What's that, you say? Irin Carmon does a great job in Salon in laying out the bounds of propriety for when it's appropriate to talk about a woman's looks as a general matter. But I've long felt we lack a solid theoretical underpinning for easily discussing these issues, and why precisely it is that admiring and complimenting women for the beauty they work so hard to maintain--and let's be clear, nobody looks like Harris at her age (48) without effort and without herself valuing beauty and fitness, which are achievements as much or more than naturally occurring properties--can sometimes be inappropriate.

It seems to me--and I touched on this a bit a 2009 Slate piece--that a simple distinction between the two worlds in which women today operate can help us think about this: They are the system of beauty, and the system of power.

The system of beauty is what preceded women's entry into the paid workforce in a bid to achieve economic equality and professional fulfillment. It operates everywhere in the world, according to regionally variable standards, but goes a little something like this: Women are a natural resource, a form of wealth that men can acquire. Beauty and, to a lesser extent, fertility, are the coinage in this system of value. In contemporary America, women can choose the extent to which they wish to engage with this system of power, but there's no question that it remains extant, and that in many ways the most economically successful women are those who use it best to their advantage--actresses, models, musicians, and the like. Beauty is a system of power, deeply rooted, preceding all others, richly rewarded. We pay homage to it, still, and young women as they face the world can make a choice to live a life--even a career--within it, just as they can choose to go to law or medical school or contend in any other way for standing and earning capacity in the world.

That is, they can enter the system of power. Power as the acquisition of status, capital, position, knowledge, property. And for a reason other than the exploitation of the resource of the physical self.
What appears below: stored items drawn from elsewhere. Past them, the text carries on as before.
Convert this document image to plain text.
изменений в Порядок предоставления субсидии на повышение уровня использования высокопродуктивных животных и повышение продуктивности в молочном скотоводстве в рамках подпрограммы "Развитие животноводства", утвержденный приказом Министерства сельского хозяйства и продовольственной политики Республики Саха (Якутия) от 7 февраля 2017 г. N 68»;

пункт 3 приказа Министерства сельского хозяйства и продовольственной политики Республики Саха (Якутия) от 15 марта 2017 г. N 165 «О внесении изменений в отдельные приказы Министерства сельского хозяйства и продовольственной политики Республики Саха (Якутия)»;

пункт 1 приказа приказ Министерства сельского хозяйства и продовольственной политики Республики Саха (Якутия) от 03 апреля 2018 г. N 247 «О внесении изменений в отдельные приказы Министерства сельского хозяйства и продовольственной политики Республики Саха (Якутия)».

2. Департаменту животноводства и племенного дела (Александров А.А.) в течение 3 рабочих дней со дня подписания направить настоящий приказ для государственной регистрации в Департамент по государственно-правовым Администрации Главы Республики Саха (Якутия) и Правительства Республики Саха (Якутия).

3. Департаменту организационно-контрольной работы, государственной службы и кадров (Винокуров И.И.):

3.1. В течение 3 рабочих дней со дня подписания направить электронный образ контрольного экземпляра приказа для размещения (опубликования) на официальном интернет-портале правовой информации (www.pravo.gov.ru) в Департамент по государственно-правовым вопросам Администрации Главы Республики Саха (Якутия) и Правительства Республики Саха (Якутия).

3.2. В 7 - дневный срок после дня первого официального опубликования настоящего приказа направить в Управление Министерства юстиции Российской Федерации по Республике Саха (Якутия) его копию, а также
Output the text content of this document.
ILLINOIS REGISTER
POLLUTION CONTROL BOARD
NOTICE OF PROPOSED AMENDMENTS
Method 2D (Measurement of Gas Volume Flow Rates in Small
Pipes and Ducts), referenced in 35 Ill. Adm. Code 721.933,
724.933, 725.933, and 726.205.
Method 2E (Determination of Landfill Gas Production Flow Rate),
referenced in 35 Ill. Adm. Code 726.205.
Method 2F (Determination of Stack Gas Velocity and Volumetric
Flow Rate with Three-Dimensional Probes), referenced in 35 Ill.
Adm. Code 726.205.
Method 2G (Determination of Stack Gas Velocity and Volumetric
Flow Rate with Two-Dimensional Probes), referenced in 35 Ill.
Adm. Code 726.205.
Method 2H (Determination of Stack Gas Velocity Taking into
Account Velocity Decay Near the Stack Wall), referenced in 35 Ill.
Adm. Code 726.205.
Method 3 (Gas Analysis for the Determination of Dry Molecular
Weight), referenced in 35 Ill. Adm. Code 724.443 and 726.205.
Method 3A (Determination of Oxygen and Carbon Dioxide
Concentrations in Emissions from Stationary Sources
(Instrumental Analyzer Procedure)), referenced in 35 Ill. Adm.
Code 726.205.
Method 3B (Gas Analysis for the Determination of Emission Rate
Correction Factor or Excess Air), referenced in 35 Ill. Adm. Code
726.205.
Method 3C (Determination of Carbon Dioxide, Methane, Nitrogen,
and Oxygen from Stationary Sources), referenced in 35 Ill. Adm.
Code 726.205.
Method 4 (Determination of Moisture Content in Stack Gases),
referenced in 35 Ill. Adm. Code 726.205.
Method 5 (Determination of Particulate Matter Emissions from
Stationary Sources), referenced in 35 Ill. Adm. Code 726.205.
The fight of feminism was the fight of women for entry into the system of power from the system of beauty. The fight in the workplace for women very often is to create a space for themselves within the system of power while continuing to operate within the system of beauty in their private lives. And the struggle of feminism has often been to acknowledge that the system of beauty is irrevocable and cannot be expunged by protest or discourse or time. To be an educated professional woman in contemporary America is to know that you operate--and often, must operate--within both systems. It's why beautiful and extremely capable women are often valued above their less glamorous or less fit peers--they are triumphs in two systems of value, double-threats.

Harris, like Michelle Obama, is a triumph in the system of beauty as well as the system of power. But President Obama's remark mistook the setting. Just as it's perfectly appropriate to tell a colleague she looks gorgeous when she's dressed to the nines for some black tie work event, it would be inappropriate to refer to her as "gorgeous over there" during a work meeting. Doing so takes her out of the system of power and puts her into the system of beauty in a setting in which power is the value that's brought her to the table. And that, dear readers, is a gaffe.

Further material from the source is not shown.